Published in final edited form as: Cancer Cell. 2022 Aug 18;40(9):939–956.e16. doi: 10.1016/j.ccell.2022.07.011

Figure 7. Glioma cells use divergent routes for pyrimidine and purine nucleotide synthesis under physiologic conditions.

Figure 7.

(A) Steady-state quantification of the indicated metabolites in BT054 GSCs treated with 10 nM BAY 2402234, 5 μM lometrexol, or DMSO (n = 8 per condition).

(B) Pathways targeted by BAY 2402234 (BAY) and lometrexol (Lom).

(C) 15N stable isotope tracing assays in BT054 and TS516 GSC lines (n = 3).

(D) Select pathways using intermediates derived from de novo pyrimidine nucleotide synthesis.
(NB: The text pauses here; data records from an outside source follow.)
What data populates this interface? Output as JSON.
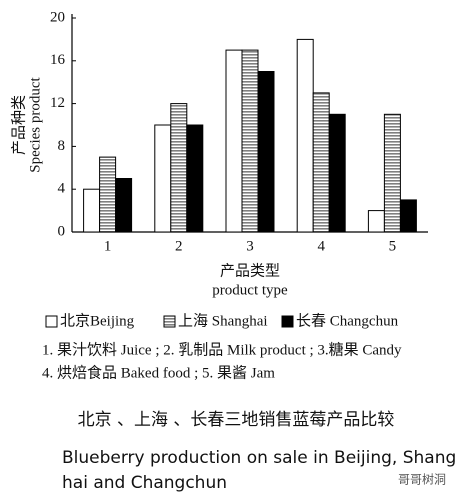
{
  "chart_data": {
    "type": "bar",
    "ylabel": [
      "产品种类",
      "Species product"
    ],
    "xlabel": [
      "产品类型",
      "product type"
    ],
    "categories": [
      "1",
      "2",
      "3",
      "4",
      "5"
    ],
    "series": [
      {
        "name": "北京Beijing",
        "color": "#ffffff",
        "values": [
          4,
          10,
          17,
          18,
          2
        ]
      },
      {
        "name": "上海 Shanghai",
        "color": "#808080",
        "hatch": "horizontal",
        "values": [
          7,
          12,
          17,
          13,
          11
        ]
      },
      {
        "name": "长春 Changchun",
        "color": "#000000",
        "values": [
          5,
          10,
          15,
          11,
          3
        ]
      }
    ],
    "ylim": [
      0,
      20
    ],
    "yticks": [
      0,
      4,
      8,
      12,
      16,
      20
    ],
    "notes": [
      "1. 果汁饮料 Juice ; 2. 乳制品 Milk product ; 3.糖果 Candy",
      "4. 烘焙食品 Baked food ; 5. 果酱 Jam"
    ],
    "caption_zh": "北京 、上海 、长春三地销售蓝莓产品比较",
    "caption_en": [
      "Blueberry production on sale in Beijing,  Shang-",
      "hai and Changchun"
    ],
    "watermark": "哥哥树洞"
  }
}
(E and F) Volcano plots of metabolites in HOG-EV (E) or HOG-R132H (F) cells treated with 10 nM BAY 2402234 relative to DMSO (n = 4).

(G) Ratio of pyrimidine (dTTP, dCTP) to purine (dATP) deoxynucleotide triphosphate (dNTP) pools in cells shown in (E and F). For all panels, data are means ± SEM; *p < 0.05, ***p < 0.001. n.s., not significant. Two-tailed p values were determined by unpaired t test.